Este acto desesperado não só pôs fim à vida de um dos líderes mais influentes da história do país, como também desencadeou uma série de reflexões e discussões que, décadas depois, continuam a permear o debate sobre o seu papel na construção do Brasil moderno e as consequências desse gesto para o futuro da nação.
Em uma entrevista concedida a Ricardo Westin, da Agência Senado, em 2014, o historiador António Barbosa, professor da Universidade de Brasília (UnB) e do Instituto Legislativo Brasileiro (ILB), destacou que a morte de Getúlio Vargas teve um impacto emocional tão profundo no país que muitos brasileiros, que anteriormente criticavam o presidente, passaram a vê-lo como uma vítima.
Barbosa explicou que, devido a isso, os adversários de Getúlio perderam o ímpeto necessário para tomar o poder, o que levou ao cancelamento do golpe que estava em curso. A ditadura militar só seria instaurada dez anos mais tarde.
Governo Vargas
O advogado e ex-militar Getúlio Vargas foi o brasileiro que mais tempo ocupou o cargo de presidente, governando por quase duas décadas.
Seu primeiro governo, instaurado após a Revolução de 1930, foi marcado por uma centralização do poder e por profundas reformas. Em seguida, com a promulgação da Constituição de 1934, o país viveu um período mais democrático. No entanto, em 1937, Vargas instaurou o Estado Novo, um regime autoritário que perdurou até 1945. Eleito novamente pelo voto popular em 1950, Vargas governou até seu trágico suicídio em 1954.
Foi na ditadura do Estado Novo, que durou oito anos, que ele realmente se consolidou como uma figura central e influente na política brasileira. Esse período foi marcado pela supressão das liberdades civis, censura rigorosa, ampla propaganda política e tentativas de conquistar a simpatia das massas.
A política trabalhista também foi uma prioridade para Vargas, evidenciada pela introdução do salário mínimo em 1940 e pela criação da Consolidação das Leis do Trabalho (CLT) em 1943.

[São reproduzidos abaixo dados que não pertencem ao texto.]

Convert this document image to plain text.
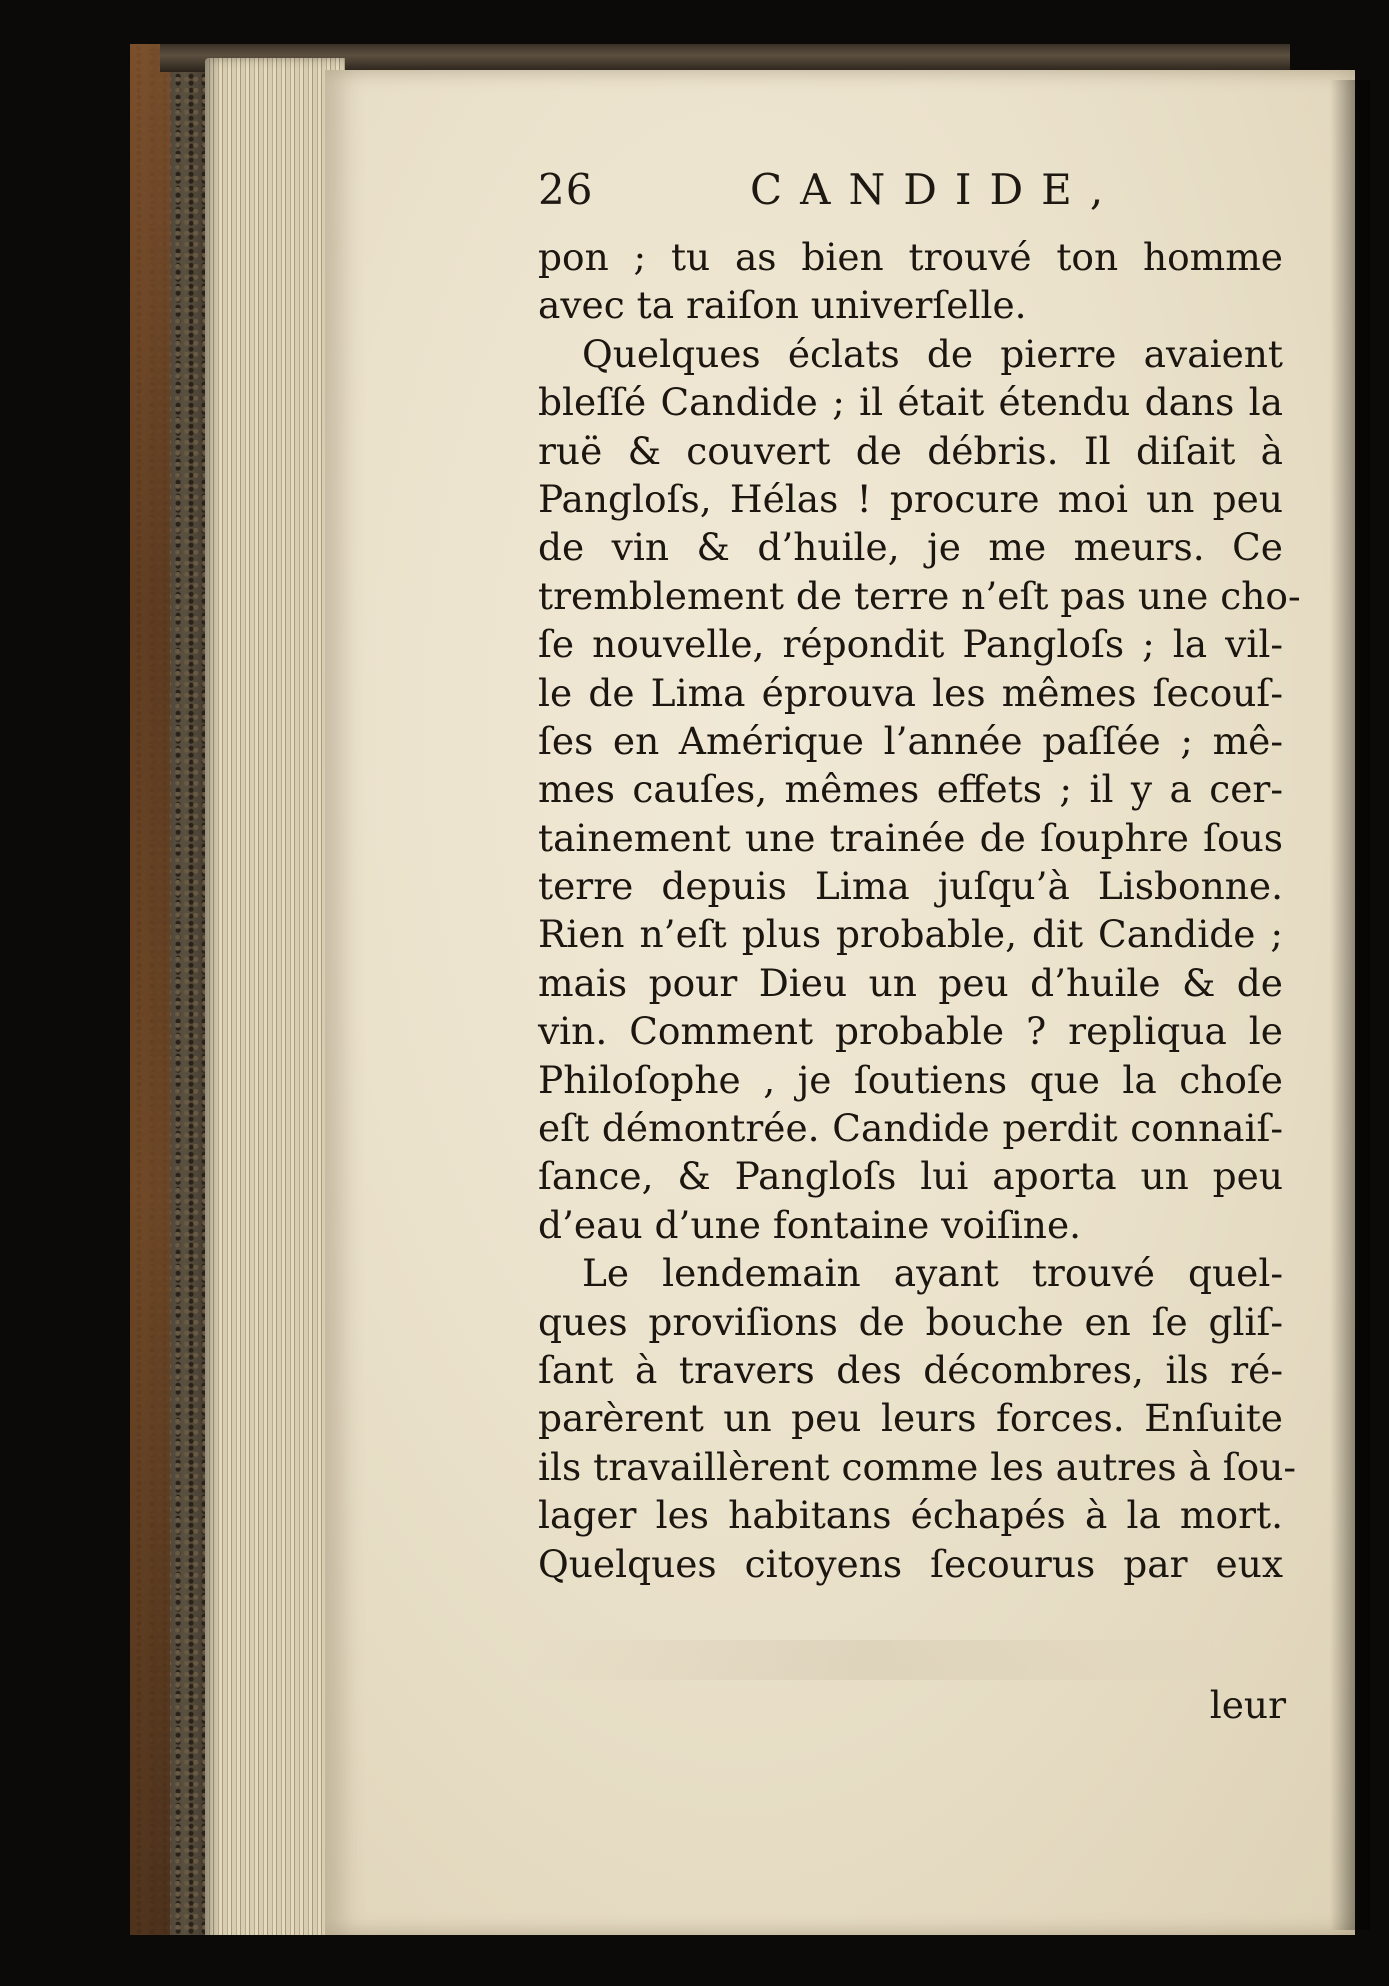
26	CANDIDE,
pon ; tu as bien trouvé ton homme
avec ta raiſon univerſelle.
Quelques éclats de pierre avaient
bleſſé Candide ; il était étendu dans la
ruë & couvert de débris. Il diſait à
Pangloſs, Hélas ! procure moi un peu
de vin & d’huile, je me meurs. Ce
tremblement de terre n’eſt pas une cho-
ſe nouvelle, répondit Pangloſs ; la vil-
le de Lima éprouva les mêmes ſecouſ-
ſes en Amérique l’année paſſée ; mê-
mes cauſes, mêmes effets ; il y a cer-
tainement une trainée de ſouphre ſous
terre depuis Lima juſqu’à Lisbonne.
Rien n’eſt plus probable, dit Candide ;
mais pour Dieu un peu d’huile & de
vin. Comment probable ? repliqua le
Philoſophe , je ſoutiens que la choſe
eſt démontrée. Candide perdit connaiſ-
ſance, & Pangloſs lui aporta un peu
d’eau d’une fontaine voiſine.
Le lendemain ayant trouvé quel-
ques proviſions de bouche en ſe gliſ-
ſant à travers des décombres, ils ré-
parèrent un peu leurs forces. Enſuite
ils travaillèrent comme les autres à ſou-
lager les habitans échapés à la mort.
Quelques citoyens ſecourus par eux
leur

A participação do Brasil na Segunda Guerra Mundial e a crescente instabilidade do regime autoritário enfraqueceram o Estado Novo, gerando uma pressão crescente por novas eleições. Em reação, Vargas anunciou a realização de uma eleição presidencial para o final de 1945. Contudo, em outubro do mesmo ano, foi deposto pelos militares.

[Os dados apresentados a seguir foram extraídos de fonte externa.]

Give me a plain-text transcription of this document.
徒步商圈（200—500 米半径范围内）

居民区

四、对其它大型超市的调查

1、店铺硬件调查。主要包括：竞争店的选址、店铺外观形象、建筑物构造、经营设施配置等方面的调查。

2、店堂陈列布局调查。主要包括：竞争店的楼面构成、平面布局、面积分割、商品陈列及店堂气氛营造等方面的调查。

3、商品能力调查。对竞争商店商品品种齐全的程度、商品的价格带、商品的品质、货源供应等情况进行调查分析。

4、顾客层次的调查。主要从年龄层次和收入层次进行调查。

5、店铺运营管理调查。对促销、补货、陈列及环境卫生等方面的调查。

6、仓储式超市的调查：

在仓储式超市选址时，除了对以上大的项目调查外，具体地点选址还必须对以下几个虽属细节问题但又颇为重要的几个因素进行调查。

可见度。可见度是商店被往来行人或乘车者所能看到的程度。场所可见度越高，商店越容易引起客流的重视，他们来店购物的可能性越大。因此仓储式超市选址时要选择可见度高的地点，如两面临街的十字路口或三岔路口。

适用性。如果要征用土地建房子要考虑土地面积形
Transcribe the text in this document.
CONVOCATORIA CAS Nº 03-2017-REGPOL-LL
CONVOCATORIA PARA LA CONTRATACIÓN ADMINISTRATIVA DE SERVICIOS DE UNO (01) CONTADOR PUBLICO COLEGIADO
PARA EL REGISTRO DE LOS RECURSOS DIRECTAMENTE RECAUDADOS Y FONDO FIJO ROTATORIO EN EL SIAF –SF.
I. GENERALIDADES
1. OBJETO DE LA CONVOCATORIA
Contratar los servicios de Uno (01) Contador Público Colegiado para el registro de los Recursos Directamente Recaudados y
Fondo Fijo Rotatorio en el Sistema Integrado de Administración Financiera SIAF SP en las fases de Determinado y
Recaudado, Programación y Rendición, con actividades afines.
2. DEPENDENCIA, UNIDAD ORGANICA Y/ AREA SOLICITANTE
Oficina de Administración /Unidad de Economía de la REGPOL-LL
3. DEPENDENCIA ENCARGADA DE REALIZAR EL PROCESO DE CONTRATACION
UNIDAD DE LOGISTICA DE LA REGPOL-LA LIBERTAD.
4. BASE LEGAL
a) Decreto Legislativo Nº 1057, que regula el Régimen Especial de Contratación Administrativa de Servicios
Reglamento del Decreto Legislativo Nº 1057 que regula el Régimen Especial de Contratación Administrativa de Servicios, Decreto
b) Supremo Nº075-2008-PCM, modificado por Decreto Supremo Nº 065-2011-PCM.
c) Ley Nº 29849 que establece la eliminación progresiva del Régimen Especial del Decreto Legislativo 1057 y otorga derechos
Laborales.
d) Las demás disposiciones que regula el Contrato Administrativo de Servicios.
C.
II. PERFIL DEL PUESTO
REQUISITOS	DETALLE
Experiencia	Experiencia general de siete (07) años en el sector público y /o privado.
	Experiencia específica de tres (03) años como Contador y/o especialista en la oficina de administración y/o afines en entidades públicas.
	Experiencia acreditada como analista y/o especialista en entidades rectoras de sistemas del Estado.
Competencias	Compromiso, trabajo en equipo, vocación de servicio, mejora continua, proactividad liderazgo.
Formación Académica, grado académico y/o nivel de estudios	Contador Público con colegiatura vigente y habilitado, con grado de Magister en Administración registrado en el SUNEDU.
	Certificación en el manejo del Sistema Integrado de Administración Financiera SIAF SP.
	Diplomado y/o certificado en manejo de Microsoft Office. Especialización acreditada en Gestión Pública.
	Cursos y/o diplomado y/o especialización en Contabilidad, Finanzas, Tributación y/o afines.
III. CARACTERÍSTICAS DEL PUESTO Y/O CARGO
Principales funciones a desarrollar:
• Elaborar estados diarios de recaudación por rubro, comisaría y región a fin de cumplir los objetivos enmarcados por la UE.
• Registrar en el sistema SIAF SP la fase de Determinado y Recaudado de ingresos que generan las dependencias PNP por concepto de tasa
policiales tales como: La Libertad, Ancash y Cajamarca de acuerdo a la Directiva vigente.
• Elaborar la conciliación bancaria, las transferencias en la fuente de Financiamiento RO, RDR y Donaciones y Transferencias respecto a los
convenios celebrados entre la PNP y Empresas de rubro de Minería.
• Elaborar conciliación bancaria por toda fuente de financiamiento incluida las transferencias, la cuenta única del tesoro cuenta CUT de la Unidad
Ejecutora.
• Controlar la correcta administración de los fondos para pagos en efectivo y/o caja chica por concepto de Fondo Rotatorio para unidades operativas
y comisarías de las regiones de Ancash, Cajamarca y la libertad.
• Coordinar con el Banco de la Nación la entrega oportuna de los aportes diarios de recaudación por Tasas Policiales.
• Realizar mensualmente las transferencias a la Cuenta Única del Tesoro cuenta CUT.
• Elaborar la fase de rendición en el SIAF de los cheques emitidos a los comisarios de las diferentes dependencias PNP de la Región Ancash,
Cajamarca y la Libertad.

Em 1951, Vargas regressou ao poder de forma democrática, mas seu segundo governo foi marcado por uma crise política constante e tensões sociais exacerbadas pela crise económica do país. Pressionado pela situação, Vargas cometeu suicídio a 24 de agosto de 1954.
Com isso em mente, trazemos seis filmes ambientados durante o seu governo.
“Getúlio” (2014), de João Jardim
Com Tony Ramos a interpretar Getúlio e Drica Moraes no papel de Alzira Vargas, filha do ex-presidente, o filme desenrola-se durante os 19 últimos dias de vida de Getúlio Vargas. Neste período, ele encontra-se isolado no Palácio do Catete, enquanto os seus opositores o acusam de ser responsável pelo atentado da rua Tonelero contra o jornalista Carlos Lacerda (Alexandre Borges).
“Olga” (2004), de Jayme Monjardim
Realizado por Jayme Monjardim, “Olga” retrata a vida tumultuosa e dolorosa da corajosa ativista política Olga Benário. De origem alemã, Olga viria a tornar-se esposa de Luís Carlos Prestes, célebre líder comunista brasileiro conhecido como o “Cavaleiro da Esperança”.
Durante a década de 1930, o governo do presidente Getúlio Vargas ordenou a prisão de Luís Carlos Prestes e de sua companheira, Olga Benário, que estava grávida na altura. Olga, comunista e de origem judaica, foi deportada pelo Brasil em 1936 para a Alemanha nazi, onde foi detida e acabou por morrer num campo de extermínio em 1942.
No filme, Camila Morgado dá vida a Olga, enquanto Caco Ciocler assume o papel de Luís Carlos Prestes. Fernanda Montenegro interpreta Dona Leocádia, a mãe de Prestes, e Osmar Prado encarna o ex-presidente Getúlio Vargas.
“Memórias do Cárcere” (1984), de Nelson Pereira dos Santos
Em março de 1936, Graciliano Ramos, na altura diretor de instrução do estado de Alagoas, foi preso sem julgamento, sob a suspeita de envolvimento com a Aliança Nacional Libertadora, uma aliança de esquerda oposta ao governo de Getúlio Vargas.
Esta experiência deu origem ao livro “Memórias do Cárcere”, onde o jornalista alagoano descreve detalhadamente a sua prisão em Maceió, o período no quartel do exército em Recife, a viagem de navio até à Casa de Detenção no Rio de Janeiro e a sua transferência para a colónia penal da Ilha Grande.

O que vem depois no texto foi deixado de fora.